Daniël de Kok (2008)
Headline generation for Dutch newspaper articles through transformation-based learning
Master's thesis, Rijksuniversiteit Groningen.
[ Paper (PDF, 384 kb) ]

Introduction

The digital age has given us access to an increasing amount of information - historical documents are being digitized, and new information is produced at an astonishing rate. This flood of information can even lead to a state that is sometimes referred to as information overload. Text summarization can provide a partial solution to this problem. By giving short, but accurate summaries of a text a reader can quickly select texts that are interesting and capture the relevant information given by these texts.

An important area of research within text summarization is sentence compression. The goal of sentence compression is to shorten a given sentence to a prespecified length. Sentence compression is useful for various tasks such as the extraction of the core semantics of a sentence, or for generating short headlines from salient sentences. While headline generation can be useful on its own, it's also a well-defined task for researching and improving sentence compression: there is a wealth of training material available in the form of newspaper or magazine headlines, and it is a task that can relatively easily be verified by humans.
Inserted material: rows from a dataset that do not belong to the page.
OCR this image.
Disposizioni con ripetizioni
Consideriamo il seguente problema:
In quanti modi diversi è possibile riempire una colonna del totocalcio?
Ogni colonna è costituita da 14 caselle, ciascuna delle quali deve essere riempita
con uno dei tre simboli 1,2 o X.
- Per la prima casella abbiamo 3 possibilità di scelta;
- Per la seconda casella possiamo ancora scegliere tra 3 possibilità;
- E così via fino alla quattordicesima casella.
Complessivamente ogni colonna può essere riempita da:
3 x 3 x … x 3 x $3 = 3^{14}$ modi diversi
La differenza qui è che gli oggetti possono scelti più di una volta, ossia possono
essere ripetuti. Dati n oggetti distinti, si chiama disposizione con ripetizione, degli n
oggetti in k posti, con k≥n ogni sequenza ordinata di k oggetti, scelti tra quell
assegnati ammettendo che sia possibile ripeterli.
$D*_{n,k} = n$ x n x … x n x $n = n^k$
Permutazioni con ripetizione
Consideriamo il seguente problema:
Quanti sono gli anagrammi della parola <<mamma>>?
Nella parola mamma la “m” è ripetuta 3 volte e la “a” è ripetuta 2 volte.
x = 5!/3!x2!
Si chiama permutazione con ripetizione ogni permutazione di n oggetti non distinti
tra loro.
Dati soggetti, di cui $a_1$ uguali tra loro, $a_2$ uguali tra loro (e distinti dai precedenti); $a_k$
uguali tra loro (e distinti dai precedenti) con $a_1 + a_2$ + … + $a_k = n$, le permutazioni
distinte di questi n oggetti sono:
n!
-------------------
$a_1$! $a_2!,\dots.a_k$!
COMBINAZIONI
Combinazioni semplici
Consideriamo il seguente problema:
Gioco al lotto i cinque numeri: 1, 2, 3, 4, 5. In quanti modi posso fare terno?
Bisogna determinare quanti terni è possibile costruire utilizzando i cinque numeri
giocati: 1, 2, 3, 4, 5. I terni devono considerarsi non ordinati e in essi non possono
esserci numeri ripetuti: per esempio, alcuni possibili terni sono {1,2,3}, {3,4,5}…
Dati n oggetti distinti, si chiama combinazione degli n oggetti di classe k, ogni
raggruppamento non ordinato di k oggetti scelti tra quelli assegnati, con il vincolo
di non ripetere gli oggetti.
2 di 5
Various different methods have been proposed in the past to generate headlines for newspaper articles. Virtually all of the methods developed in recent years make use of parse trees of newspaper article sentences and newspaper headlines. Usually, the first sentence of an article is selected, and words or constituents that are deemed unimportant are removed. This process is often referred to as trimming. In the past, both statistical and rule-based approaches were tried for this task.

This thesis proposes a trimming method that uses transformation-based learning (TBL). TBL algorithms learn rules based on corpus statistics. As such, they produce a human-readable list of rules, but do not require the work involved in manual rule creation. TBL has been employed succesfully in other tasks, such as part-of-speech tagging and chunking. The TBL system described in this thesis learns rules that are conditioned on dependency relations and node characteristics within dependency trees produced by the Dutch Alpino parser and grammar. When all the conditions of a rule are satisfied, the action that is associated with the rule will be invoked (such as node deletion or movement). As a result, the system can make informed decisions about which structures and nodes (and thus words) can be removed safely to trim a sentence.

The rules that the system produces are instantiated through so-called rule templates, wherein conditions are only partially specified. Rules are instantiated based on examples from the training data, making full specifications of the conditions. Consequently, an additional area of interest for this thesis was finding out which rule templates are useful for trimming. Two sets of templates were created: templates that can generate the linguistically-motivated rules described by (Dorr et al., 2003), and a set that adds some additional linguistically-motivated rule templates. It is shown that the first set captures most useful rules, and as such mirrors the insights of Dorr and others.

Finally, the system was evaluated with both the ROUGE measure for text summarization, and an evaluation with human judges who evaluated the grammaticallity and salience of the generated headlines. It is shown that the system performs comparable to competing systems, and as such can provide the elegance of having readable trimming rules, without the human work that is involved with rule writing.